29th Green Corn Powwow draws guests from across U.S.
Published 6:35 pm Saturday, July 30, 2022
The Cheroenhaka (Nottoway) Indian Tribe of Southampton County hosted its 29th Green Corn Powwow at Cattashowrock Town July 2 in Courtland as a celebration of 442 years of documented ethnohistory of the tribe’s culture and traditions.
A tribe news release noted that at the event, the Powwow Circle was a maze of color, with some 70 native dancers in full native regalia gracing it for the grand entry to the sound of the host drum, Yapatoko.
Rickie “Two Beavers” Boone, the powwow chairman, said the event averaged some 700 to 800 visitors gathering from across the East and West coasts, which made the arts and craft vendors very happy.
Tribe officials noted that everyone loved the Indian taco, funnel cake, fry bread, Buffalo Burgers, corn on the cob and fish diners.
“By 4 p.m. we were sold out of native food,” officials stated.
Cheroenhaka (Nottoway) Indian Tribe Chief Walt “Red Hawk” Brown stated that he was very appreciative of all the native dancers who attended the Green Corn Powwow and looks forward to their return Nov. 4-6 for the Corn Harvest Intertribal Powwow and School Day.
Special recognition was given to all tribal members, honorary tribal members and to the board of directors of the Cheroenhaka (Nottoway) Indian Tribe Heritage Foundation, whose support “made the powwow a stunning success,” officials stated.
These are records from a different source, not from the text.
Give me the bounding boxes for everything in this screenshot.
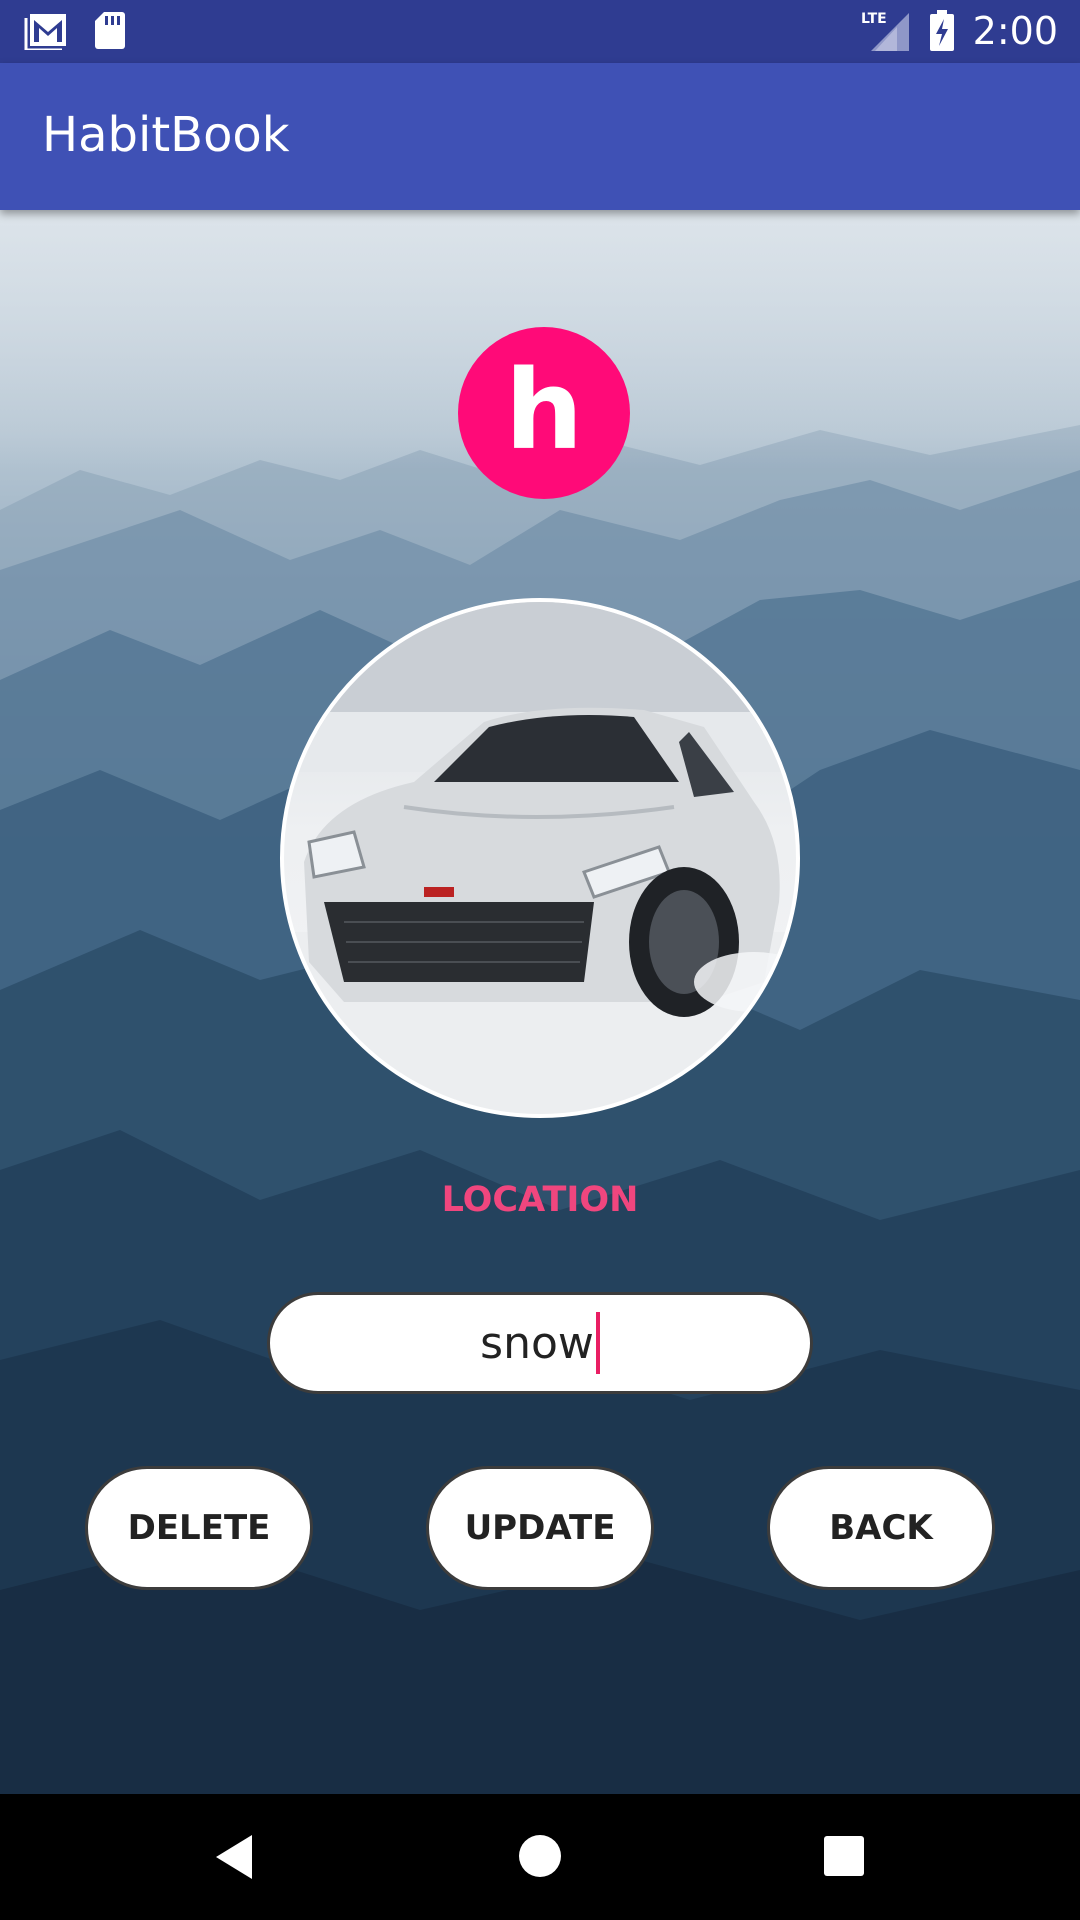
location-input[interactable]: snow [267, 1292, 813, 1394]
logo-letter: h [504, 346, 584, 474]
app-bar: HabitBook [0, 63, 1080, 210]
update-button[interactable]: UPDATE [426, 1466, 654, 1590]
sd-card-icon [95, 12, 125, 49]
notification-icons [24, 10, 126, 50]
nav-back-icon[interactable] [212, 1832, 258, 1882]
nav-home-icon[interactable] [518, 1834, 562, 1878]
car-photo-image [284, 602, 796, 1114]
status-bar: LTE 2:00 [0, 0, 1080, 63]
back-button[interactable]: BACK [767, 1466, 995, 1590]
system-icons: LTE 2:00 [861, 8, 1058, 54]
signal-icon: LTE [861, 11, 909, 51]
text-cursor [595, 1312, 600, 1374]
gmail-icon [24, 14, 66, 50]
habit-photo[interactable] [280, 598, 800, 1118]
battery-charging-icon [929, 10, 954, 51]
app-logo: h [458, 327, 630, 499]
navigation-bar [0, 1794, 1080, 1920]
network-type-label: LTE [861, 11, 887, 27]
app-title: HabitBook [42, 107, 290, 163]
location-input-value: snow [480, 1317, 594, 1369]
nav-recents-icon[interactable] [824, 1836, 864, 1876]
delete-button[interactable]: DELETE [85, 1466, 313, 1590]
location-label: LOCATION [441, 1180, 639, 1220]
status-time: 2:00 [972, 9, 1058, 53]
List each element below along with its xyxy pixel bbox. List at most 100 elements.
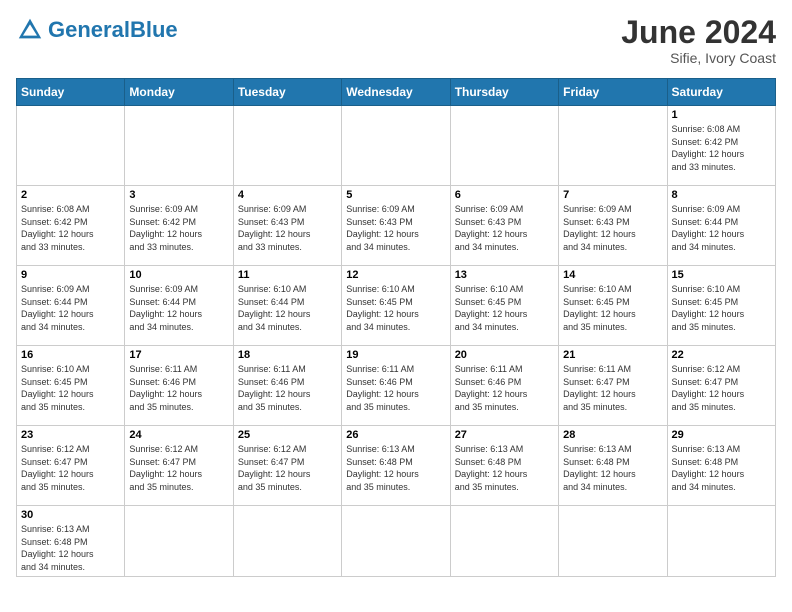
- calendar-week-4: 16 Sunrise: 6:10 AM Sunset: 6:45 PM Dayli…: [17, 346, 776, 426]
- calendar-cell: 5 Sunrise: 6:09 AM Sunset: 6:43 PM Daylig…: [342, 186, 450, 266]
- day-number: 17: [129, 349, 228, 361]
- day-info: Sunrise: 6:09 AM Sunset: 6:43 PM Dayligh…: [455, 203, 554, 253]
- calendar-cell: 30 Sunrise: 6:13 AM Sunset: 6:48 PM Dayli…: [17, 506, 125, 577]
- calendar-cell: 12Sunrise: 6:10 AM Sunset: 6:45 PM Dayli…: [342, 266, 450, 346]
- day-number: 9: [21, 269, 120, 281]
- page-header: GeneralBlue June 2024 Sifie, Ivory Coast: [16, 16, 776, 66]
- calendar-cell: 25 Sunrise: 6:12 AM Sunset: 6:47 PM Dayli…: [233, 426, 341, 506]
- day-header-thursday: Thursday: [450, 79, 558, 106]
- day-info: Sunrise: 6:13 AM Sunset: 6:48 PM Dayligh…: [563, 443, 662, 493]
- logo: GeneralBlue: [16, 16, 178, 44]
- logo-text: GeneralBlue: [48, 19, 178, 41]
- day-info: Sunrise: 6:09 AM Sunset: 6:44 PM Dayligh…: [21, 283, 120, 333]
- calendar-cell: 28Sunrise: 6:13 AM Sunset: 6:48 PM Dayli…: [559, 426, 667, 506]
- day-info: Sunrise: 6:13 AM Sunset: 6:48 PM Dayligh…: [455, 443, 554, 493]
- calendar-cell: 8 Sunrise: 6:09 AM Sunset: 6:44 PM Daylig…: [667, 186, 775, 266]
- calendar-cell: 18 Sunrise: 6:11 AM Sunset: 6:46 PM Dayli…: [233, 346, 341, 426]
- day-info: Sunrise: 6:10 AM Sunset: 6:44 PM Dayligh…: [238, 283, 337, 333]
- calendar-cell: 17Sunrise: 6:11 AM Sunset: 6:46 PM Dayli…: [125, 346, 233, 426]
- day-header-sunday: Sunday: [17, 79, 125, 106]
- calendar-cell: 1Sunrise: 6:08 AM Sunset: 6:42 PM Daylig…: [667, 106, 775, 186]
- day-info: Sunrise: 6:10 AM Sunset: 6:45 PM Dayligh…: [346, 283, 445, 333]
- day-number: 7: [563, 189, 662, 201]
- day-info: Sunrise: 6:12 AM Sunset: 6:47 PM Dayligh…: [21, 443, 120, 493]
- day-number: 27: [455, 429, 554, 441]
- day-info: Sunrise: 6:11 AM Sunset: 6:46 PM Dayligh…: [238, 363, 337, 413]
- day-number: 18: [238, 349, 337, 361]
- calendar-week-3: 9 Sunrise: 6:09 AM Sunset: 6:44 PM Daylig…: [17, 266, 776, 346]
- day-header-saturday: Saturday: [667, 79, 775, 106]
- day-number: 13: [455, 269, 554, 281]
- calendar-week-6: 30 Sunrise: 6:13 AM Sunset: 6:48 PM Dayli…: [17, 506, 776, 577]
- day-number: 25: [238, 429, 337, 441]
- calendar-cell: 2 Sunrise: 6:08 AM Sunset: 6:42 PM Daylig…: [17, 186, 125, 266]
- calendar-cell: 7Sunrise: 6:09 AM Sunset: 6:43 PM Daylig…: [559, 186, 667, 266]
- title-block: June 2024 Sifie, Ivory Coast: [621, 16, 776, 66]
- calendar-cell: [233, 506, 341, 577]
- day-info: Sunrise: 6:13 AM Sunset: 6:48 PM Dayligh…: [21, 523, 120, 573]
- day-number: 22: [672, 349, 771, 361]
- day-number: 26: [346, 429, 445, 441]
- day-header-tuesday: Tuesday: [233, 79, 341, 106]
- calendar-cell: [125, 106, 233, 186]
- calendar-cell: 9 Sunrise: 6:09 AM Sunset: 6:44 PM Daylig…: [17, 266, 125, 346]
- day-number: 20: [455, 349, 554, 361]
- day-info: Sunrise: 6:13 AM Sunset: 6:48 PM Dayligh…: [346, 443, 445, 493]
- calendar-week-5: 23 Sunrise: 6:12 AM Sunset: 6:47 PM Dayli…: [17, 426, 776, 506]
- day-info: Sunrise: 6:12 AM Sunset: 6:47 PM Dayligh…: [129, 443, 228, 493]
- calendar-cell: 10 Sunrise: 6:09 AM Sunset: 6:44 PM Dayli…: [125, 266, 233, 346]
- calendar-cell: [17, 106, 125, 186]
- calendar-week-2: 2 Sunrise: 6:08 AM Sunset: 6:42 PM Daylig…: [17, 186, 776, 266]
- calendar-cell: [559, 506, 667, 577]
- day-info: Sunrise: 6:10 AM Sunset: 6:45 PM Dayligh…: [672, 283, 771, 333]
- calendar-cell: [559, 106, 667, 186]
- day-info: Sunrise: 6:09 AM Sunset: 6:43 PM Dayligh…: [238, 203, 337, 253]
- calendar-cell: [667, 506, 775, 577]
- calendar-cell: 6 Sunrise: 6:09 AM Sunset: 6:43 PM Daylig…: [450, 186, 558, 266]
- day-number: 10: [129, 269, 228, 281]
- day-info: Sunrise: 6:09 AM Sunset: 6:42 PM Dayligh…: [129, 203, 228, 253]
- calendar-cell: 16 Sunrise: 6:10 AM Sunset: 6:45 PM Dayli…: [17, 346, 125, 426]
- day-info: Sunrise: 6:13 AM Sunset: 6:48 PM Dayligh…: [672, 443, 771, 493]
- day-info: Sunrise: 6:12 AM Sunset: 6:47 PM Dayligh…: [672, 363, 771, 413]
- day-number: 8: [672, 189, 771, 201]
- day-info: Sunrise: 6:12 AM Sunset: 6:47 PM Dayligh…: [238, 443, 337, 493]
- day-number: 21: [563, 349, 662, 361]
- day-header-monday: Monday: [125, 79, 233, 106]
- calendar-cell: 27 Sunrise: 6:13 AM Sunset: 6:48 PM Dayli…: [450, 426, 558, 506]
- day-number: 23: [21, 429, 120, 441]
- day-number: 11: [238, 269, 337, 281]
- calendar-cell: 26 Sunrise: 6:13 AM Sunset: 6:48 PM Dayli…: [342, 426, 450, 506]
- day-number: 5: [346, 189, 445, 201]
- calendar-cell: 29 Sunrise: 6:13 AM Sunset: 6:48 PM Dayli…: [667, 426, 775, 506]
- day-info: Sunrise: 6:10 AM Sunset: 6:45 PM Dayligh…: [21, 363, 120, 413]
- calendar-cell: 19Sunrise: 6:11 AM Sunset: 6:46 PM Dayli…: [342, 346, 450, 426]
- calendar-cell: 20Sunrise: 6:11 AM Sunset: 6:46 PM Dayli…: [450, 346, 558, 426]
- day-info: Sunrise: 6:11 AM Sunset: 6:47 PM Dayligh…: [563, 363, 662, 413]
- calendar-cell: 11 Sunrise: 6:10 AM Sunset: 6:44 PM Dayli…: [233, 266, 341, 346]
- day-header-friday: Friday: [559, 79, 667, 106]
- calendar-cell: 23 Sunrise: 6:12 AM Sunset: 6:47 PM Dayli…: [17, 426, 125, 506]
- day-number: 24: [129, 429, 228, 441]
- day-number: 6: [455, 189, 554, 201]
- day-number: 2: [21, 189, 120, 201]
- calendar-cell: 13 Sunrise: 6:10 AM Sunset: 6:45 PM Dayli…: [450, 266, 558, 346]
- calendar-week-1: 1Sunrise: 6:08 AM Sunset: 6:42 PM Daylig…: [17, 106, 776, 186]
- day-info: Sunrise: 6:09 AM Sunset: 6:44 PM Dayligh…: [672, 203, 771, 253]
- day-info: Sunrise: 6:09 AM Sunset: 6:43 PM Dayligh…: [346, 203, 445, 253]
- logo-icon: [16, 16, 44, 44]
- day-info: Sunrise: 6:11 AM Sunset: 6:46 PM Dayligh…: [346, 363, 445, 413]
- day-number: 30: [21, 509, 120, 521]
- calendar-cell: [450, 506, 558, 577]
- day-info: Sunrise: 6:09 AM Sunset: 6:44 PM Dayligh…: [129, 283, 228, 333]
- day-number: 1: [672, 109, 771, 121]
- day-info: Sunrise: 6:08 AM Sunset: 6:42 PM Dayligh…: [21, 203, 120, 253]
- day-info: Sunrise: 6:10 AM Sunset: 6:45 PM Dayligh…: [563, 283, 662, 333]
- day-info: Sunrise: 6:10 AM Sunset: 6:45 PM Dayligh…: [455, 283, 554, 333]
- day-number: 29: [672, 429, 771, 441]
- calendar-cell: 3 Sunrise: 6:09 AM Sunset: 6:42 PM Daylig…: [125, 186, 233, 266]
- day-number: 16: [21, 349, 120, 361]
- calendar-cell: 24 Sunrise: 6:12 AM Sunset: 6:47 PM Dayli…: [125, 426, 233, 506]
- location-subtitle: Sifie, Ivory Coast: [621, 50, 776, 66]
- day-number: 3: [129, 189, 228, 201]
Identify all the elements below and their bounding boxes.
They also gave accolades to the Archaeological Society of Virginia, Nansemond Chapter, for its 16 years of continuing support to the tribe’s powwows, and further accolades went to the general populace for all of its support.
“We are very thankful that Virginia Gov. Glenn Youngkin sent a letter of congratulations to the tribe on its 29th Green Corn Powwow,” tribe officials said.
The letter was read and presented to Brown on Youngkin’s behalf by Dr. Rosa Atkins, chief diversity, opportunity and inclusion officer in the office of the governor.
The release concluded by highlighting that a special guest at the powwow was Virginia state Sen. Jen Kiggans, who took a keen interest in the native artifacts that were displayed at the ASV Booth and that have been dated back some 14,000 years.